Welcome to Python Programming for Data Science! With this [website](https://www.tomasbeuzen.com/python-programming-for-data-science/) I aim to provide an introduction to everything you need to know to start using Python for data science. We'll cover topics such as data structures, basic programming, code testing and documentation, and using libraries like NumPy and Pandas for data exploration and analysis.



>If you're interested in learning more about Python packages, check out my and [Tiffany Timber's](https://www.tiffanytimbers.com/) book [**Python Packages**](https://py-pkgs.org/). Or, if you'd like to learn more about using Python and PyTorch for deep learning, you can check out my other online material [**Deep Learning with PyToch**](https://www.tomasbeuzen.com/deep-learning-with-pytorch/).
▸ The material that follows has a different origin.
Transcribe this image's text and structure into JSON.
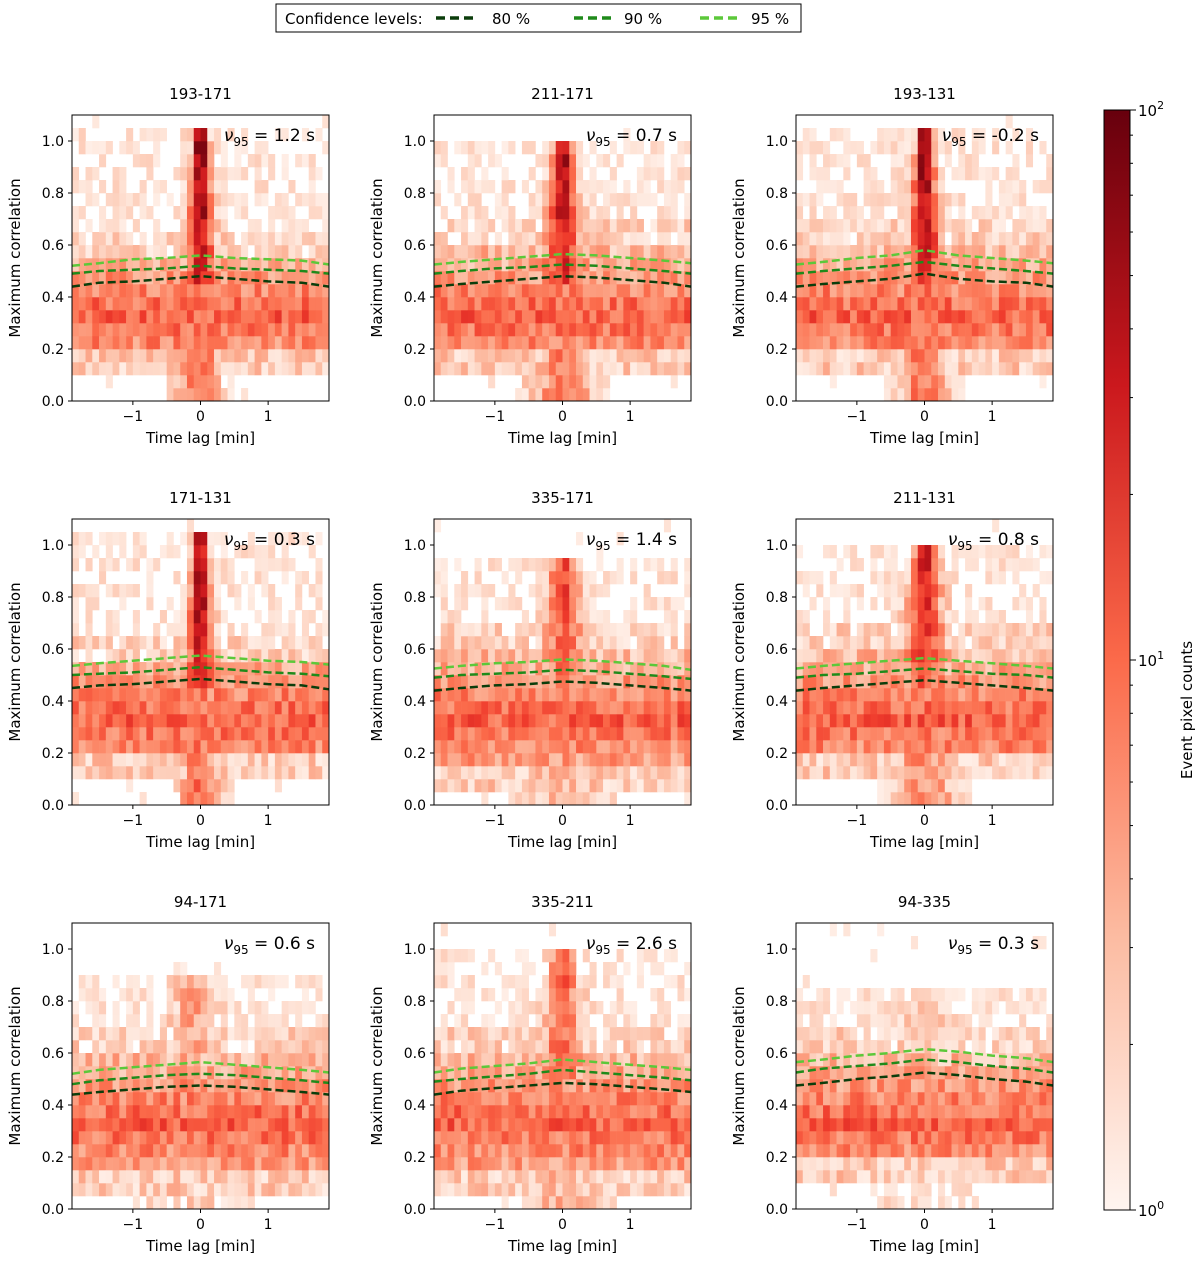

>The content of this site is adapted from material I used to teach the 2020/2021 offering of the course "DSCI 511 Python Programming for Data Science" for the University of British Columbia's Master of Data Science Program. That material has built upon previous course material developed by [Patrick Walls](https://www.math.ubc.ca/~pwalls/) and [Mike Gelbart](https://www.mikegelbart.com/).

## Key Learning Outcomes

These are the key learning outcomes for this material:

1. Translate fundamental programming concepts such as loops, conditionals, etc into Python code.
2. Understand the key data structures in Python.
3. Understand how to write functions in Python and assess if they are correct via unit testing.
4. Know when and how to abstract code (e.g., into functions, or classes) to make it more modular and robust.
5. Produce human-readable code that incorporates best practices of programming, documentation, and coding style.
6. Use NumPy perform common data wrangling and computational tasks in Python.
7. Use Pandas to create and manipulate data structures like Series and DataFrames.
8. Wrangle different types of data in Pandas including numeric data, strings, and datetimes.

## Getting Started

The material on this site is written in Jupyter notebooks and rendered using [Jupyter Book](https://jupyterbook.org/intro.html) to make it easily accessible. However, if you wish to run these notebooks on your local machine, you can do the following:

1. Clone the GitHub repository:
```sh
git clone https://github.com/TomasBeuzen/python-programming-for-data-science.git
```
2. Install the conda environment by typing the following in your terminal:
```sh
conda env create -f py4ds.yaml
```
3. Open the course in JupyterLab by typing the following in your terminal:
```sh
cd python-programming-for-data-science
jupyterlab
```

>If you're not comfortable with `git`, `GitHub` or `conda`, feel free to just read through the material on this website - you're not missing out on anything!